Enormes Stellenwachstum beim Staat
Die Wirtschaftsverbände betonen aber, dass als drittes Element auch der Staat eine entscheidende Rolle spiele. Die öffentliche Hand ist ein bedeutender Arbeitgeber: Per Ende 2013 beschäftigte sie in der Schweiz 1,04 Millionen Angestellte. Seit Mitte der 1990er-Jahre hat die Beschäftigung in staatlichen oder staatsnahen Betrieben um 40 Prozent zugenommen, während sie im gesamten Arbeitsmarkt um lediglich 17 Prozent angestiegen ist. Damit ist auch der Staat für einen grossen Teil der Zuwanderung in den Arbeitsmarkt verantwortlich. Aus Sicht der Wirtschaft ist es problematisch, wenn bei einer Beschränkung der Zuwanderung der Staat den Privatunternehmen die knappen Kontingente streitig macht. «Ein Beitrag zur Lösung des Problems wäre ein Nullwachstum der Stellen im Staatssektor», erklärte Gottlieb A. Keller, Präsident von scienceindustries. Neue staatliche Arbeitsplätze sollen nur noch in Bereichen geschaffen werden, die der Ausbildung dienen oder «produktive» Leistungen erbringen. Dies gelte auch für die Kantone und Gemeinden.

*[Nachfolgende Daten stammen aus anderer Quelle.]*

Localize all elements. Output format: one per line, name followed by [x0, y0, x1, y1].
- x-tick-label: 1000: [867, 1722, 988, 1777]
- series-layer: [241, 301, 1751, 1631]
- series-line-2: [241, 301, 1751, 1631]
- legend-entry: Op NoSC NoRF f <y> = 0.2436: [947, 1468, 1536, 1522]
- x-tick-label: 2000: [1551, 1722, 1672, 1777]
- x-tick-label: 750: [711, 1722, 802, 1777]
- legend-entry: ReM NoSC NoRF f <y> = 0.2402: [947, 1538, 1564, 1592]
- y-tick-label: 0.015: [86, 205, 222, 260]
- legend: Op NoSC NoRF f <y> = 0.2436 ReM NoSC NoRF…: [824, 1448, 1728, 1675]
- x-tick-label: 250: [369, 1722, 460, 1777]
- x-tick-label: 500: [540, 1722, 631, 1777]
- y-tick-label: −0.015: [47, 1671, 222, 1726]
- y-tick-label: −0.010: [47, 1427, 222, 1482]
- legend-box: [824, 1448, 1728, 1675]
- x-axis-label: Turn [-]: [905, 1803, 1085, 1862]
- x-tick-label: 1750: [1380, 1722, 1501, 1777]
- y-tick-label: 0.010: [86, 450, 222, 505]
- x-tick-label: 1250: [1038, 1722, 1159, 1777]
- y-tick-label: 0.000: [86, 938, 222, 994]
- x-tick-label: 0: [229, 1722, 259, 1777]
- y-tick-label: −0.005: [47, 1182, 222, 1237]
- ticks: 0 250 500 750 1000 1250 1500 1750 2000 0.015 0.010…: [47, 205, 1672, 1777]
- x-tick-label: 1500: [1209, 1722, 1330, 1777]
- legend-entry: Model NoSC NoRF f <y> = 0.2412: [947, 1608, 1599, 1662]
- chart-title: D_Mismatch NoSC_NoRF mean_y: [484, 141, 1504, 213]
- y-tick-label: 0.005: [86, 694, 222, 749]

Die Präsidenten der Wirtschaftsverbände betonten, dass nur durch gemeinsame Anstrengungen von Staat und Wirtschaft die Zuwanderung nachhaltig reduziert werden könne, ohne den Wohlstand der Schweiz aufs Spiel zu setzen. Im Idealfall ist man damit so erfolgreich, dass eine Schutzklausel für die Einwanderung aus den EU-Ländern gar nie aktiviert werden müsste.